Vejam pelos comentários
postados na matéria se eu não tenho razão quanto ao ódio? Os autores dos
comentários se esquecem de um pequeno detalhe, são pessoas com pensamento como
os expressados nos comentários, de que um ser humano é lixo, que a exploração e
escravização do homem pelo próprio homem tem se perpetuado. Ignoram que estar
numa condição miserável não é uma escolha ou uma simples falta de coragem de
lutar para sair dela. Sair da linha da miséria é muito mais que uma simples
decisão, é muito mais que força de vontade, que desejo, atitude. Ninguém escolhe ter uma vida desgraçada, de
sofrimento, de privação. Ninguém está satisfeito em ser considerado lixo humano
e fazer parte da “escória”. Todos os miseráveis foram jogados para essa condição
por aqueles que se apropriaram e/ou continuam se apropriando de muito mais do
que precisam e que para isso escravizam/escravizam ou exploram/exploram outras
pessoas. É um sistema que continua produzindo e reproduzindo a miséria e jogando
seres humanos para a marginalidade.
Vejam o que tem sido feito às
comunidades indígenas, elas têm sido jogadas na marginalidade por agro-pecuaristas e outros grileiros que têm roubado suas terras desde a “descoberta”

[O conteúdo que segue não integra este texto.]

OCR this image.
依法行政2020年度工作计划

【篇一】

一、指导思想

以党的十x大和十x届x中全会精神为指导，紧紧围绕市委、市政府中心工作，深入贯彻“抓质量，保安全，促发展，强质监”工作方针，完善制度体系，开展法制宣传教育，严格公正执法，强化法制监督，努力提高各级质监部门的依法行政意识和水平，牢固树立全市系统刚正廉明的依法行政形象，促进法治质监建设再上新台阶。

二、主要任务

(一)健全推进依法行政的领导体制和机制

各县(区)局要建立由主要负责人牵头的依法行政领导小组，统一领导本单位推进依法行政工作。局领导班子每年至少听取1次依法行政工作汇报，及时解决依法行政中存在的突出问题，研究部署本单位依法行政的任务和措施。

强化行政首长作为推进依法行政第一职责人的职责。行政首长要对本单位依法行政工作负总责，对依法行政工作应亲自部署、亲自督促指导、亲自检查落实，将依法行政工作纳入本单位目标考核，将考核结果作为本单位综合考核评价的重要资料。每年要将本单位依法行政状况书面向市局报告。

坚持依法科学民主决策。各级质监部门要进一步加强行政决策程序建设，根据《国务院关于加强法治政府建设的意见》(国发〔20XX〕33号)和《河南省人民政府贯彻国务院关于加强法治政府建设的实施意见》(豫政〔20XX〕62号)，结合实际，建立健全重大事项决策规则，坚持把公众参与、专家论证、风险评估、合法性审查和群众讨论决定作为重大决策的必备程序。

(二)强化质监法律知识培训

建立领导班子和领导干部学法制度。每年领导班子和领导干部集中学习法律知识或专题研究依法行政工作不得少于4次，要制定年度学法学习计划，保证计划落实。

desse país. Não preciso nem falar da comunidade negra que por anos foi retirada
de suas terras e escravizada aqui mesmo, nas nossas terras. E mesmo mais de 100
anos depois da libertação o povo negro ainda continua sofrendo o processo de
marginalização. Mas o processo de
loteamento das oportunidades continua ocorrendo quando pessoas que gozam de
privilégios de toda a espécie se apegam a chamada meritocracia, conceito que
tem se tornado jargão para justificara a manutenção de privilégios, como forma
de perpetuar as iniquidades. E são exatamente essas iniquidades que impedem essas
pessoas, marginalizadas e tratadas como lixo pela sociedade e suas instituições,
como a polícia, de saírem das condições sub-humanas em que vivem.
Dito isso, me cabe mais uma
observação, não posso recriminar de forma alguma o comportamento de pessoas que
têm conceitos de vida diferentes dos meus. Não posso achar que todos os
preconceitos, tabus, auto conceito que tenho sejam os legítimos e os certos. Até
mesmo porque estou apenas reproduzindo comportamentos ensinados às pessoas na
minha condição para me diferenciar de pessoas que não gozam dos mesmos
privilégios que eu. E, sabedora de que esse é um processo cultural usado para
oprimir, excluir e inferiorizar outras pessoas eu simplesmente não posso
aceitar que pobres e miseráveis sejam tratados como lixo. Processo que ocorre
mais por sua condição que mesmo pelos seus hábitos, posturas ou comportamentos.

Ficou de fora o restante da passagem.